Acting chief of the defence staff Lt.-Gen. Wayne Eyre says he will give Vice-Admiral Craig Baines a chance to redeem himself and show how to learn, grow and help the healing process.
Baines and then-defence vice-chief Lt.-Gen. Mike Rouleau drew outrage earlier this month when they hit the links with retired general Jonathan Vance, who is facing a sexual misconduct probe.
Rouleau apologized and resigned from his position soon after, though he didn’t leave the military entirely, while Baines also offered an apology and Eyre said he would consider next steps for the naval commander.
Eyre says in a message to Department of Defence and Canadian Armed Forces members on Tuesday that the golf game showed “poor judgment” and harmed victims and survivors, the institution and efforts to change its culture.
He adds there is no set process, procedure or guidance for making this decision on Baines’s future, nor is there a perfect answer, and he accepts that not all will agree regardless of the determination.
He says he took a very deliberate approach and sought a wide array of perspectives, including from sailors, other CAF members, victims and survivors, legal and conflict-of-interest experts and senior public servants.
“As expected, there is no clear consensus, with the exception that we can turn this into a learning opportunity,” he says.
“For all, and especially senior leaders, there are some errors in judgment from which there is no recovery, but for other missteps or mistakes there must be.
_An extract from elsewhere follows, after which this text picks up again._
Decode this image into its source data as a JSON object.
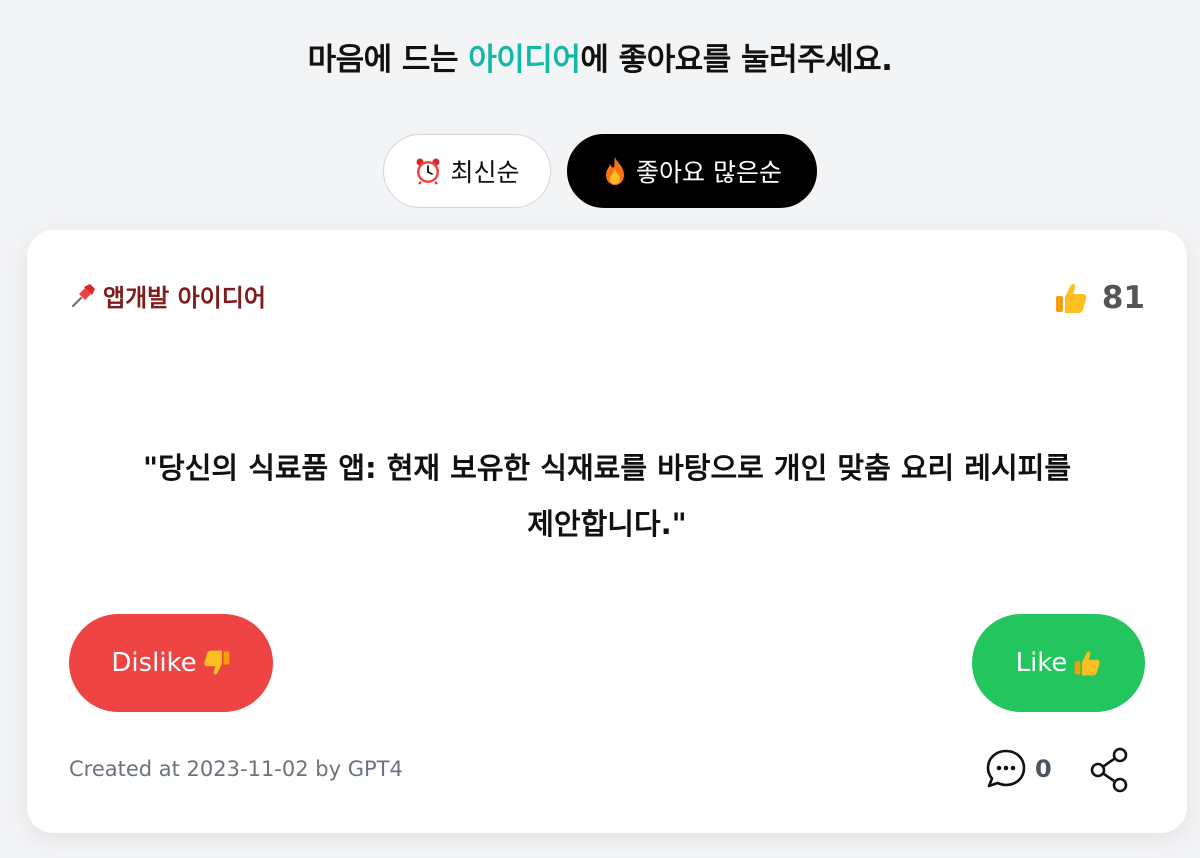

I have to believe that people can learn and grow, regardless of their generation, if we are to become better as an institution and as individuals.”
He says many have been asking themselves how such an “otherwise well-respected, well-trained and experienced leader” can make such a blunder.
“It comes down to the blind spots that many of us possess, of not intuitively understanding the impact of our actions, however well intentioned we think they are, on victims,” Eyre says.
He noted that Baines admitted his error in judgment and publicly apologized. The naval commander has also reached out to many stakeholders to seek their view on the way ahead, according to Eyre.
“Knowing his moral authority has diminished, he is determined to regain the trust and confidence of all through humility and showing us how to learn, reconcile error, and become a better leader,” he says.
“I know it’s his intent to face the sailors of the (Royal Canadian Navy), hear them to better understand what other tangible actions he needs to take, and then share his insights with the CAF and citizens.”
The Canadian military has been rattled by several allegations of sexual misconduct against high-ranking members and claims that the institution is governed by an “Old Boys club” where more senior officers face lighter consequences than those lower down the ranks.
Vance is accused of having an inappropriate relationship with a subordinate, Maj. Kellie Brennan, that started in 2001 and continued after he became Canada’s top military commander in 2015.
He is also accused of having sent a lewd email to another soldier in 2012.
Vance has not responded to requests for comment from The Canadian Press, but Global News has reported he denies any wrongdoing.
Eyre says the military needs to be “strong enough” to embrace the “painful misstep” of the golf game as an opportunity to make it better.
“We need a more inclusive and empathetic CAF, one that better reflects Canada and what our country stands for, a CAF that will emerge stronger and ever ready to answer the call.”